First thing to do is to run Rprof and see where the time is going;
here it is from my computer:
self.time self.pct total.time total.pct
tolower 4.42 39.46 4.42 39.46
sub 3.56 31.79 3.56 31.79
nchar 1.54 13.75 1.54 13.75
canonicalize.language 0.62 5.54 11.14 99.46
!= 0.52 4.64 0.52 4.64
== 0.26 2.32 0.26 2.32
& 0.22 1.96 0.22 1.96
gc 0.06 0.54 0.06 0.54
more than half the time is in 'tolower' and 'nchar', so it is
not all
'sub's problem.
This version runs a little faster since it does not need the 'tolower':
canonicalize.language <- function (s) {
# s <- tolower(s)
long <- nchar(s) == 5
s[long] <-
sub("^([[:alpha:]]{2})[-_][[:alpha:]]{2}$","\\1",s[long])
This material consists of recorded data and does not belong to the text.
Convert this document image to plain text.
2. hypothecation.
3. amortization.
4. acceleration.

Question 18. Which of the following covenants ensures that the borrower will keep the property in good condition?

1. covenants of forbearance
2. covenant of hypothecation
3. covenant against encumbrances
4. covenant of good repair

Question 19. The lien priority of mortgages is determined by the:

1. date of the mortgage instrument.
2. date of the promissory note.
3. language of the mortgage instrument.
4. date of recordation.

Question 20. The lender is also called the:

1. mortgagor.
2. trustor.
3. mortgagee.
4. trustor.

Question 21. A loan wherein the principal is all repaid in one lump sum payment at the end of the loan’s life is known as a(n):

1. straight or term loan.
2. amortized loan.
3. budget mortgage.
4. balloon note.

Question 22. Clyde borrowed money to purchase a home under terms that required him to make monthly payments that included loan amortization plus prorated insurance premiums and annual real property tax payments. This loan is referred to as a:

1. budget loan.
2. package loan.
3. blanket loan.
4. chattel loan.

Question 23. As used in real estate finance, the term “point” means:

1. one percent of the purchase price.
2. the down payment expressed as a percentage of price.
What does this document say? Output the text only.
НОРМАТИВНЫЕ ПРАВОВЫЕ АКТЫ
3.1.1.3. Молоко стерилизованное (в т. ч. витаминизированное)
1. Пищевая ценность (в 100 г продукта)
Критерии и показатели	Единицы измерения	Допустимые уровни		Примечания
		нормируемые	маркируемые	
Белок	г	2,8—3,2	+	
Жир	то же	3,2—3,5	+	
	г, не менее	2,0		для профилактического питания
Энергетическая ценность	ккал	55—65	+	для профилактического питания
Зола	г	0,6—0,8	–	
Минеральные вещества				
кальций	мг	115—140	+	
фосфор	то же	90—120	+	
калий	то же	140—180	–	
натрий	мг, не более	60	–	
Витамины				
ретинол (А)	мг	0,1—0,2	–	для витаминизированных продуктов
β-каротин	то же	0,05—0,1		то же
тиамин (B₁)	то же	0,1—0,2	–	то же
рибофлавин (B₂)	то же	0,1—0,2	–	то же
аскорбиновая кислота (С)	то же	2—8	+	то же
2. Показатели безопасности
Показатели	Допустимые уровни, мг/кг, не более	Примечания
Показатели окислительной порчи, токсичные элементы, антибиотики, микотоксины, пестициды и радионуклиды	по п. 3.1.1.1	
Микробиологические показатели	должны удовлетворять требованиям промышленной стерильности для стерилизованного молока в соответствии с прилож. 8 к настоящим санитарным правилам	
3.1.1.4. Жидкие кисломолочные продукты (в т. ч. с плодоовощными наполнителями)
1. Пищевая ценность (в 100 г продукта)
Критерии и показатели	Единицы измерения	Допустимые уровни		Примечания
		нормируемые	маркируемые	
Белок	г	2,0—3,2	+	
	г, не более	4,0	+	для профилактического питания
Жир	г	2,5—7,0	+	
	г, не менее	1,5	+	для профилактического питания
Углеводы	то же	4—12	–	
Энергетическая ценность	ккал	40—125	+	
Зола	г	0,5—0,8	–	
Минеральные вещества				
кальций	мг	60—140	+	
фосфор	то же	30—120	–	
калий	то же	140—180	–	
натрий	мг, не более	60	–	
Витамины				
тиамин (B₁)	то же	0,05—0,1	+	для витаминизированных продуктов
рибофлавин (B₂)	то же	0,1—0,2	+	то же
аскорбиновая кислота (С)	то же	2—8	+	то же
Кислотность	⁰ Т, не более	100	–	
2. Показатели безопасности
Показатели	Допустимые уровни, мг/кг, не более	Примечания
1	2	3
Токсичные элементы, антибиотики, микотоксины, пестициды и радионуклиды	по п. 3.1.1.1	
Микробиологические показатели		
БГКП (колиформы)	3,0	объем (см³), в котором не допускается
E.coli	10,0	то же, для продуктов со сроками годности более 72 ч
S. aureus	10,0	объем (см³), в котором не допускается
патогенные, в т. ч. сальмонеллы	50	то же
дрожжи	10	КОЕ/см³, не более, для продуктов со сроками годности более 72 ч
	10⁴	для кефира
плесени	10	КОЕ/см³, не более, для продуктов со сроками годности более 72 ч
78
s[nchar(s) != 2 & s != "c"] <- "unknown"
s
}
On Fri, Sep 14, 2012 at 12:30 PM, Sam Steingold <sds at gnu.org>
wrote:> this function is supposed to canonicalize the language:
>
> --8<---------------cut here---------------start------------->8---
> canonicalize.language <- function (s) {
> s <- tolower(s)
> long <- nchar(s) == 5
> s[long] <-
sub("^([a-z]{2})[-_][a-z]{2}$","\\1",s[long])
> s[nchar(s) != 2 & s != "c"] <- "unknown"
> s
> }
>
canonicalize.language(c("aa","bb-cc","DD-abc","eee","ff_FF","C"))
> [1] "aa" "bb" "unknown"
"unknown" "ff" "c"
> --8<---------------cut here---------------end--------------->8---
>
> it does what I want it to do, but it takes 4.5 seconds on a vector of
> length 10,256,341 - I wonder if I might be doing something aufully stupid.
> I thought that sub() was slow, but my second attempt:
> --8<---------------cut here---------------start------------->8---
> canonicalize.language <- function (s) {
> s <- tolower(s)
> good <- nchar(s) == 5 & substr(s,3,3) %in%
c("_","-")
> s[good] <- substr(s[good],1,2)
> s[nchar(s) != 2 & s != "c"] <- "unknown"
> s
> }
> --8<---------------cut here---------------end--------------->8---
> was even slower (6.4 sec).
>
> My two concerns are:
>
> 1. avoid allocating many small objects which are never collected
> 2. run fast
>
> Which would be the best implementation?
>
> Thanks a lot for your insight!
>
> --
> Sam Steingold (http://sds.podval.org/) on Ubuntu 12.04 (precise) X
11.0.11103000
> http://www.childpsy.net/ http://think-israel.org
http://openvotingconsortium.org
> http://memri.org http://camera.org http://truepeace.org
> WHO ATE MY BREAKFAST PANTS?
>
> ______________________________________________
> R-help at r-project.org mailing list
> https://stat.ethz.ch/mailman/listinfo/r-help
> PLEASE do read the posting guide
http://www.R-project.org/posting-guide.html
> and provide commented, minimal, self-contained, reproducible code.
--
Jim Holtman
Data Munger Guru
What is the problem that you are trying to solve?
Tell me what you want to do, not how you want to do it.